"Taking the reader through landscapes of disease, devastation and hope, Henderson's book is theoretically erudite without her philosophical observations overwriting the words of her respondents. She shows what fidelity in the fields anthropologists cultivate means within the practice of anthropology." Veena Das, Krieger-Eisenhower Professor of Anthropology, Johns Hopkins University
"In a most personal and ethically informed narrative, Henderson develops a carnal anthropology of the decaying and dying body of HIV/AIDS patients that may trigger love and care as well as stress and rejection. Her work will be of immense benefit to medics, social workers, and home-based care organisations confronted with this disease." Jean-Pierre Warnier, Professor of Anthropology, African Studies Centre, Paris " ... a beautiful, messy-with-life book. I am awed by Henderson’s protracted ethnographicwork, and her storytelling, that at once sprawls out into a community and spills inwards, closely grained, looking steadily (and respectfully) at the minutiae of how illness, griefand healing is experienced in mutual, inter-subjective gestures. There is something astute, fierce and intimate that we take away from reading A Kinship of Bones – like touching and being touched, we see and care about people in a different way." Linda Wilbraham, Rhodes University, South Africa
In 2003-2006, Patricia Henderson lived in the South African province of KwaZulu-Natal where she recorded the experiences of people living with HIV/AIDS. In this illuminating study, she recounts the concerns of rural people and explores local repertoires through which illness was folded into everyday life.

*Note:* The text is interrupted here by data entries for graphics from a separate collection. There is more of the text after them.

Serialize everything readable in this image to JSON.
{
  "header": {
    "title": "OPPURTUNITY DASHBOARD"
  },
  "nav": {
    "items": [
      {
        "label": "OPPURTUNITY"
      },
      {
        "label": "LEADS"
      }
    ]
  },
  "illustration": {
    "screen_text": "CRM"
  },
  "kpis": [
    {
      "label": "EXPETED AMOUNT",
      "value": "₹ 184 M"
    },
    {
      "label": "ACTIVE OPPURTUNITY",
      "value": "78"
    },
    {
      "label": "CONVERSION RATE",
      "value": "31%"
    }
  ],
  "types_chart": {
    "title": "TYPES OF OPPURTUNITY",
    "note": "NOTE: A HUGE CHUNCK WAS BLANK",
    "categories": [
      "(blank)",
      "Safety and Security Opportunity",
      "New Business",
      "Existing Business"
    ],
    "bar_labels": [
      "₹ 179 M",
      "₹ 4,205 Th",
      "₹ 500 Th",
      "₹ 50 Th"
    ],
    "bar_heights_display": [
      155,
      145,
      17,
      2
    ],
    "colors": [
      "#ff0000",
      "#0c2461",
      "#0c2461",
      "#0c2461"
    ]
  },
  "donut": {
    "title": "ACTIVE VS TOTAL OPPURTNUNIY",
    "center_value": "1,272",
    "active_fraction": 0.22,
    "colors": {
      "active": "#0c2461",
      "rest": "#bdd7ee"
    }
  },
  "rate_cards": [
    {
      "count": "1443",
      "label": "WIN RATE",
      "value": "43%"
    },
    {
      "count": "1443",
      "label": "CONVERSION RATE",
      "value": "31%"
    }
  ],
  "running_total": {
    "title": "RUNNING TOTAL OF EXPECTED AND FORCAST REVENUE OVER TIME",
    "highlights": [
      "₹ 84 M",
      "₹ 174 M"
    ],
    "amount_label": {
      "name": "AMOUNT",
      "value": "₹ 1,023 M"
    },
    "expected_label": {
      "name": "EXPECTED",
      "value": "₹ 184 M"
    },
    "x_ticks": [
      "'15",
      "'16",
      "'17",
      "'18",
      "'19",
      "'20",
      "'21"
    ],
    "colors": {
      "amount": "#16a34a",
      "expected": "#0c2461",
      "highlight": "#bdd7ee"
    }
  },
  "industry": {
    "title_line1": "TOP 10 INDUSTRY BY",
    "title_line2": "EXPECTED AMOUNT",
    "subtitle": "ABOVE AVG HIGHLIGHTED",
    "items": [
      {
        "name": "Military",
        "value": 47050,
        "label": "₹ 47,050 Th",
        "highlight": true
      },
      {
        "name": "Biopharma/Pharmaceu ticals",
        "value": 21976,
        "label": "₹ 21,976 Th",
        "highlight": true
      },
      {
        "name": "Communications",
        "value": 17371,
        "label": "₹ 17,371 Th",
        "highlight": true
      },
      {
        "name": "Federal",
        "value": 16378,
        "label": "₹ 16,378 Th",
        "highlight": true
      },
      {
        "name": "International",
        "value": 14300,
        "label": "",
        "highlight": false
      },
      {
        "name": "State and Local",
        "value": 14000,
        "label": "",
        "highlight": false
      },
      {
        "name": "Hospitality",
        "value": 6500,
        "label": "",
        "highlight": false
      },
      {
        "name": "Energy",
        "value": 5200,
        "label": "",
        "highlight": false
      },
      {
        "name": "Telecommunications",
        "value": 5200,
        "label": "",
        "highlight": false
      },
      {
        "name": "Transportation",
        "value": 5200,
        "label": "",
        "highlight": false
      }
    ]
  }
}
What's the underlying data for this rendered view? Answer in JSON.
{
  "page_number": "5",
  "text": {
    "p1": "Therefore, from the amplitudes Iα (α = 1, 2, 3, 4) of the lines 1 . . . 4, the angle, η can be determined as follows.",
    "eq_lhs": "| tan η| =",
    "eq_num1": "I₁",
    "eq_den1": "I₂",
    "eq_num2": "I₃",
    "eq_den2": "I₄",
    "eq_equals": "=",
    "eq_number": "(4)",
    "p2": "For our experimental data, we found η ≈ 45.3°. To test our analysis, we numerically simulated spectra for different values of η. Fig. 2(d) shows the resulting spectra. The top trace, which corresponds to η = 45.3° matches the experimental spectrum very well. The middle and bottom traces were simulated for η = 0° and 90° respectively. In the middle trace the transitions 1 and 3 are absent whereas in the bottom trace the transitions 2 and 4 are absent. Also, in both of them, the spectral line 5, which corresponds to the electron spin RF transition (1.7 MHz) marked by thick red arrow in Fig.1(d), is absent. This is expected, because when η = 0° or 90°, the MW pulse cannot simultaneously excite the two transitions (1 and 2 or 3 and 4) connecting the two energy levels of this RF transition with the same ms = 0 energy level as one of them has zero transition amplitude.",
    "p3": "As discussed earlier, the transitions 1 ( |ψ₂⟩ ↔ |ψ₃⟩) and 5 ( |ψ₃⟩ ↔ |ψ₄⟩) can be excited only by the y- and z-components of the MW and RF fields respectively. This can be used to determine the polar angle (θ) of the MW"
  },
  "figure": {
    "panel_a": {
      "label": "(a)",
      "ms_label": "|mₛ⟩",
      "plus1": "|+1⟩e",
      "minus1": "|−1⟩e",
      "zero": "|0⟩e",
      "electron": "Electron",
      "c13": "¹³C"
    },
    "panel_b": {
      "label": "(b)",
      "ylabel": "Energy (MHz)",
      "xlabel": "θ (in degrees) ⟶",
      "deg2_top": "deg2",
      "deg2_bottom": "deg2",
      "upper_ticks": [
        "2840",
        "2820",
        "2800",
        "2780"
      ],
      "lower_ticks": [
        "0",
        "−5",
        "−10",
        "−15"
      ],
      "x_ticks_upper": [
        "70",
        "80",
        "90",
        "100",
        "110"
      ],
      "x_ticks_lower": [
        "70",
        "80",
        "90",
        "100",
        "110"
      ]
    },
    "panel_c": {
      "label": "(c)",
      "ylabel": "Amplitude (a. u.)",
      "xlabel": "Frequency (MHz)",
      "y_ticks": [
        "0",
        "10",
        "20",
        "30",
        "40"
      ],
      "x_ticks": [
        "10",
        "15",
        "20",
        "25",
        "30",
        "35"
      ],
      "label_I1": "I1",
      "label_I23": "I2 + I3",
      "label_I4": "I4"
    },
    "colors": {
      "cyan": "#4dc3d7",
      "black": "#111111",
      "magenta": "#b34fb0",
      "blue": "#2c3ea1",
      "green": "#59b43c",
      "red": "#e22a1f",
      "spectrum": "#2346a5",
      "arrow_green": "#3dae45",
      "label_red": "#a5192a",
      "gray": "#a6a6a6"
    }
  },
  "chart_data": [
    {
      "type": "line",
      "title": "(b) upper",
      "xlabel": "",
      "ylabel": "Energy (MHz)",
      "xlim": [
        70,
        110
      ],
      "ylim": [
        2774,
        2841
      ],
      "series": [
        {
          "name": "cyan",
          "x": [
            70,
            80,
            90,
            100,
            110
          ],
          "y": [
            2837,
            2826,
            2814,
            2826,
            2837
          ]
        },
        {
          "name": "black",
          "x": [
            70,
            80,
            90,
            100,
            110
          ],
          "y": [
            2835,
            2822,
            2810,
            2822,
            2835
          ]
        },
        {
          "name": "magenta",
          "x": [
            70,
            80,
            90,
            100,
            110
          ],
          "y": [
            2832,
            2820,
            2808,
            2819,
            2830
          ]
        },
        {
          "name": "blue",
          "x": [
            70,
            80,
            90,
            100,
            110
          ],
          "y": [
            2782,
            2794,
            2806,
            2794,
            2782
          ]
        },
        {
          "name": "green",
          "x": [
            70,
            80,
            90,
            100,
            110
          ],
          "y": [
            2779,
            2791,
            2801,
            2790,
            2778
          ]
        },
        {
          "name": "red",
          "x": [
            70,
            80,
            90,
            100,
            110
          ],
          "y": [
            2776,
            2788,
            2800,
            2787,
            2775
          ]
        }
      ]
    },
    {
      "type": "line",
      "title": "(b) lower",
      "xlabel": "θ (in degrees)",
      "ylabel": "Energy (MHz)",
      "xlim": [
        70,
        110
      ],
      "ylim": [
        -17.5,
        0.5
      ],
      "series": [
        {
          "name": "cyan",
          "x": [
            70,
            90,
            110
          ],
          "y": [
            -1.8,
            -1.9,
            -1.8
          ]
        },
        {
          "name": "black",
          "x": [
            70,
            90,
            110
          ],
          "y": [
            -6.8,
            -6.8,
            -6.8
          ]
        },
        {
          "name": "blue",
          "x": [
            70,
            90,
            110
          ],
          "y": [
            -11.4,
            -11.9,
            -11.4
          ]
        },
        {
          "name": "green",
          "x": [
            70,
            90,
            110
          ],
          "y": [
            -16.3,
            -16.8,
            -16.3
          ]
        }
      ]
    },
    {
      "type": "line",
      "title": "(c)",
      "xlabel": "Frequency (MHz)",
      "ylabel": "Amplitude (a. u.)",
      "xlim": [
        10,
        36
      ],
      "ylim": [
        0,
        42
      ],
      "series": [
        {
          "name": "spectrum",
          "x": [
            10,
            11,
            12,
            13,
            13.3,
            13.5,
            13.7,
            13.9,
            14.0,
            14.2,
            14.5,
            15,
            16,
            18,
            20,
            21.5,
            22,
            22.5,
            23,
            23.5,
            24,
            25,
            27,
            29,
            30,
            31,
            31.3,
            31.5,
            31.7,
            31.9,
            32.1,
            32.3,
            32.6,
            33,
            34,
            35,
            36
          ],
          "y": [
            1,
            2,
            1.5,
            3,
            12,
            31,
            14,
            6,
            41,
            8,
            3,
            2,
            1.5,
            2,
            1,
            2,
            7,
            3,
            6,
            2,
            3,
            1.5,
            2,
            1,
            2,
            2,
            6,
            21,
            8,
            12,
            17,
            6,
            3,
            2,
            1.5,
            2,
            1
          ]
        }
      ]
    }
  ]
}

The book spans a period when antiretroviral medication was not available, and moves on to a time when the treatment became accessible. Hope gradually became manifest in the recovery of a number of people through antiretroviral therapies and ‘the return’ of bodies they could recognise as their own. This research implies that protracted interaction with people over time, offers insights into the unfolding textures of everyday life, in particular in its focus on suffering, social and structural inequality, illness, violence, mourning, sensibility, care and intimacy.
Patricia C. Henderson is a lecturer in the Department of Social Anthropology at the University of Cape Town.